Outdoor play has been proven to be an essential component of learning, and the events of 2020 changed the landscape of how educators view the importance of letting pupils explore the world. There was a lot of uncertainty throughout the past year, with educators needing to quickly alter teaching methods every week. The CDC advised going outdoors with caution, and some of the models of education that flourished included homeschooling, virtual education, micro-schools, and forest schools.
Outdoor learning has already long been embraced by Maria Montessori’s teachings and the Waldorf-Steiner approach to education. Both methodologies believe teachers should be present as facilitators and guides, but the learning is child-led, enjoyable, purposeful, and play-based. Rudolf Steiner believed in developing students’ life skills using a holistic manner, using nature and the world around us. Montessori schools believe in nature as an extension of the classroom in order to understand and appreciate the Earth’s harmony, order, and beauty. Forest schools, which originated in Denmark, follow a similar stance.
A forest school is a nature-based community that allows for outdoor education. Students visit natural spaces to learn hard and soft skills such as problem-solving and collaboration. The programs emphasize time spent exploring with guided, expert, enthusiastic professionals. Students learn valuable life lessons from nature and how to respect the Earth. Some of the lessons include going for a nature walk and discovering individually, setting up a scavenger hunt with clues and facts about the topic at hand, crafting without worrying about making a mess, setting up an obstacle course, identify sounds, reading time outdoors.

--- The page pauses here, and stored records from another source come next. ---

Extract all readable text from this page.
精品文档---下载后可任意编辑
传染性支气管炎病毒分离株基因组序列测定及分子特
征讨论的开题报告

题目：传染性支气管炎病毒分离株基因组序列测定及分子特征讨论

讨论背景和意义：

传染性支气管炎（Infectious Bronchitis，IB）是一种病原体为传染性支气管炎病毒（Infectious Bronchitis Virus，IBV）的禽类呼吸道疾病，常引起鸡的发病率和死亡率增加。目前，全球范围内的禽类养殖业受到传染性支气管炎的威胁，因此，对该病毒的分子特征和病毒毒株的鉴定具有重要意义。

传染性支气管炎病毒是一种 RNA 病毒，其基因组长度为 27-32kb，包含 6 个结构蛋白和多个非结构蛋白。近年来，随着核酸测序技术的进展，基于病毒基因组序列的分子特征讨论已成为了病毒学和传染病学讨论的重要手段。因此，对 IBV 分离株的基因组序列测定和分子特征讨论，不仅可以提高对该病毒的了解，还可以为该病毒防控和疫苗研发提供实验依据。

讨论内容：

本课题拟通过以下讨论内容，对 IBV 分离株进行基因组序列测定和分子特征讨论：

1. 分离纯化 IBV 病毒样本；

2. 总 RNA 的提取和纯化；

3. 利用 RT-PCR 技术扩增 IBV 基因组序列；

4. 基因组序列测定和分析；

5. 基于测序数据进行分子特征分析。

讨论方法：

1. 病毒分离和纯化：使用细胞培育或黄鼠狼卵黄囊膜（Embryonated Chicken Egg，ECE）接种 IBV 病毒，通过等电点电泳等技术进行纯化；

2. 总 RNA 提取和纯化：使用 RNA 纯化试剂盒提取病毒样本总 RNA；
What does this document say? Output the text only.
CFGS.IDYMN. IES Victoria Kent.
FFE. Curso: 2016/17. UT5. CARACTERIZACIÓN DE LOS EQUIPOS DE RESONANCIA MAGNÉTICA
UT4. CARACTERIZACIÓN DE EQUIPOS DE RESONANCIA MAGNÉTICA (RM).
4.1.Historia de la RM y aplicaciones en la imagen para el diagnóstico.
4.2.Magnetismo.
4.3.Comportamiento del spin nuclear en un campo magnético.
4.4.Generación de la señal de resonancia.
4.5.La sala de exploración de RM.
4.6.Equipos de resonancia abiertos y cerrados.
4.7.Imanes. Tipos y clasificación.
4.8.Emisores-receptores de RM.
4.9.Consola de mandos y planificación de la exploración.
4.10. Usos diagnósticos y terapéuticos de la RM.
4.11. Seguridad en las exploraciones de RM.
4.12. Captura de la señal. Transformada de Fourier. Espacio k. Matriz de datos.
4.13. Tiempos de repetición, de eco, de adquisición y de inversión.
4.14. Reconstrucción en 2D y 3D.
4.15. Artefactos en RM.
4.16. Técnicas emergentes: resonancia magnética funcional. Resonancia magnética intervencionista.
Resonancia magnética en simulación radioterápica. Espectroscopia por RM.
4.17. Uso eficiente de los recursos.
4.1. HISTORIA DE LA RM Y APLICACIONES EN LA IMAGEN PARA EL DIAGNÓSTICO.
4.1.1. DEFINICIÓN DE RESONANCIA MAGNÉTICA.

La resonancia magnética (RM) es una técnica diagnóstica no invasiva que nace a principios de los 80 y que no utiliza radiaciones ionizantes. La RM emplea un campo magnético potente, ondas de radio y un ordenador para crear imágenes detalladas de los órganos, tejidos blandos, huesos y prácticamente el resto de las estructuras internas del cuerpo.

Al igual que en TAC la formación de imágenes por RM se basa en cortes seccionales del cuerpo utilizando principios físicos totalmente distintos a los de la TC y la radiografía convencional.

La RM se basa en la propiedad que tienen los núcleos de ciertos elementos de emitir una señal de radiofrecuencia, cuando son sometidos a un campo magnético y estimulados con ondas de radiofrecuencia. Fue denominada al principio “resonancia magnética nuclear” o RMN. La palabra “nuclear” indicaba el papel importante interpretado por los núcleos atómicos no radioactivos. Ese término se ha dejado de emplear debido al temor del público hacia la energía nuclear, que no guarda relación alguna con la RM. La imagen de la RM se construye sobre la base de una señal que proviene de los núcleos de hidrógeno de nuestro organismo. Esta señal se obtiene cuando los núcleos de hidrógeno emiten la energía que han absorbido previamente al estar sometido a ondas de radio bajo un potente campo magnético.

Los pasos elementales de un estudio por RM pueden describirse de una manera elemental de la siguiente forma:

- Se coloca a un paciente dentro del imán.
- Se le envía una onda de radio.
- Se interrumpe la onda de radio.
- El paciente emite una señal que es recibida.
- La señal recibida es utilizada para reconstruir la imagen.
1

When people are outside, the urge to move freely is instantaneous. Energy is expended productively, not just physically but also from the stimulation of sights and sounds. This cumulative experience leads to a fulfilling, exhausting, productive learning environment. In an era with more and more reasons to stay indoors and use electronics, it is more important than ever to embrace the wonders of exercise, spatial awareness, and cause and effect in the real world.
In addition to physical benefits, being outdoors helps on a cognitive level. Curiosity and senses are used throughout the learning process, and outside they are put to work in a big way. There is no lack of things to feel or hear or see or smell. Socially, students are more imaginative and creative when a desk or classroom unbinds them. They are more likely to follow the rules and make wiser, empathetic decisions regarding themselves and their fellow peers.